A sound in a language can "actually" be two things. One is, what it actually is phonologically. The other is, what it is phonetically, in this case, exactly now is it articulated? Phonologically in English, it is a single segment. In Czech, it could be a cluster, or it could be a postalveolar affricate (single segment), I don't know of any compelling arguments one way or the other. In the APA that affricate is transcribed as [ǰ], and in the IPA it is (usually) transcribed as [dʒ]. The APA transcription recognizes the unitary nature of the affricate, but the IPA does not recognize the concept "affricate", so you are forced to use a two-symbol sequence. The letter <d> in IPA is ambiguous, standing for any of dental, alveolar and postalveolar. If it is necessary to mark a "t" as dental (as is the case in some Dravidian and Australian languages because there is a dental / alveolar contrast) you can us a diacritic as in [t̪]. There is no symbol or diacritic for a postalveolar stop. The writing <dʒ> does not say that the closure portion is different from the release portion, and in fact there is no unambiguous way to say – using symbol choice – that the two phases of the consonant are at the same place of articulation. If you want to indicate "a unit", you can write <d͡ʒ>, which can be necessary in some languages (when clusters and affricates contrast).
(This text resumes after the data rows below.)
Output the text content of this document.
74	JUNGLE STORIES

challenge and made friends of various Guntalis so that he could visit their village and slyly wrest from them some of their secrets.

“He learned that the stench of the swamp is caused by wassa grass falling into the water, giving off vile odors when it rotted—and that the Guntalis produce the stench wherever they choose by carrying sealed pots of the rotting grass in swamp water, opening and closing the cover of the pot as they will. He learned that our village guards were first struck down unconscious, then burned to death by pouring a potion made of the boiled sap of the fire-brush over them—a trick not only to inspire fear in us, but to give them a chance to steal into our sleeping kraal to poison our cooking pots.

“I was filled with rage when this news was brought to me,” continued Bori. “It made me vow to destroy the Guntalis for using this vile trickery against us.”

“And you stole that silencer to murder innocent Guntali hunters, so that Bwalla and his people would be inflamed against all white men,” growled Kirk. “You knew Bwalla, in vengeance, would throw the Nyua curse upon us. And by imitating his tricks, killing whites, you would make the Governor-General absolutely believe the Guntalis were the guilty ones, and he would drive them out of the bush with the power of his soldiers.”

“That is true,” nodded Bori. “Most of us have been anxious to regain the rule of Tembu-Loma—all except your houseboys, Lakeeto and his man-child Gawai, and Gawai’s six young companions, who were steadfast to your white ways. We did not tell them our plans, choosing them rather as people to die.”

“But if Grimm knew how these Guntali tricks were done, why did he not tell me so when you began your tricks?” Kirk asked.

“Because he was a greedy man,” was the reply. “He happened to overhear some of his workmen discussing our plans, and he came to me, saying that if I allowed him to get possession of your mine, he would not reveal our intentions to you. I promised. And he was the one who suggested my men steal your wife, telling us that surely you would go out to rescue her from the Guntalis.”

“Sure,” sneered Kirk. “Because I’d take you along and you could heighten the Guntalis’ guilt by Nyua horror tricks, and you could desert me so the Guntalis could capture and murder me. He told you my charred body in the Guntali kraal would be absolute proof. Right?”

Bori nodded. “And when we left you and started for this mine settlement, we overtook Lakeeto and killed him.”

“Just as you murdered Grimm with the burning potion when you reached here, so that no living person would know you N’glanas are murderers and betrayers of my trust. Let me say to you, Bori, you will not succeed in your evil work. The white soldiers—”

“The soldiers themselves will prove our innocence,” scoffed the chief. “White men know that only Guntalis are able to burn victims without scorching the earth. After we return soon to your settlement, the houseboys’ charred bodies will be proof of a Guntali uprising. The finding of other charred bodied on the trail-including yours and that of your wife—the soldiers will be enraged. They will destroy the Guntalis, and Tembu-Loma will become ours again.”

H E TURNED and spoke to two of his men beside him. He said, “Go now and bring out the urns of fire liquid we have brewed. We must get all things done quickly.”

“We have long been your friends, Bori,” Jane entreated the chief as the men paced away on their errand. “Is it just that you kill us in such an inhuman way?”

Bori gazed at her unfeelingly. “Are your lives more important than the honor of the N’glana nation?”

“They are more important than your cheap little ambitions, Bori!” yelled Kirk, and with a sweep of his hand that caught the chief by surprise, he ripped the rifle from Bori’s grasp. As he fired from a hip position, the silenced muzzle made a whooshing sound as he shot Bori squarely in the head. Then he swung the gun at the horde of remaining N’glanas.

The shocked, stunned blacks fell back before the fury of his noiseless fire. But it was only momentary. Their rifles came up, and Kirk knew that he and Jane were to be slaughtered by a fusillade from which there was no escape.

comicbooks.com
When you transcribe words of a language in IPA, you might only be transcribing phonemically, in which case you only use the minimal symbols for phonemes of the language. In Polish, you have to transcribe trzy "3" differently from czy, where the former has a cluster and the latter has a single consonant affricate, which is where the tie diacritic is pressed into service. As far as I know, Czech does not face that problem. Alternative transcriptions like [ďž] simply are not IPA, so a better question would be, if you're not using IPA, why don't you follow the APA standard and write [ǰ]. The IPA-consistent transcription [ɟʒ] is rejected for two reasons. First, there is no phoneme [ɟ] in Czech. Second, [dʒ] is auditorily closer to the phonetic output than [ɟʒ] is, and the general rule is to pick the closest symbol, consistent with the extant phoneme symbols. The alternative [ɟ] is rejected for "dʒ" because that stands for a completely separate phoneme (the one spelled <ď>).
Sticking only to symbols with phonemic status in Czech, the cluster transcriptions [dɟ, dʒ] as phonetic descriptions both suffer from the same problem of not explicitly saying that the closure and release are at the same place of articulation, you have to add a footnote saying that. [dʒ] is better than [dɟ] given the standard of auditory closeness.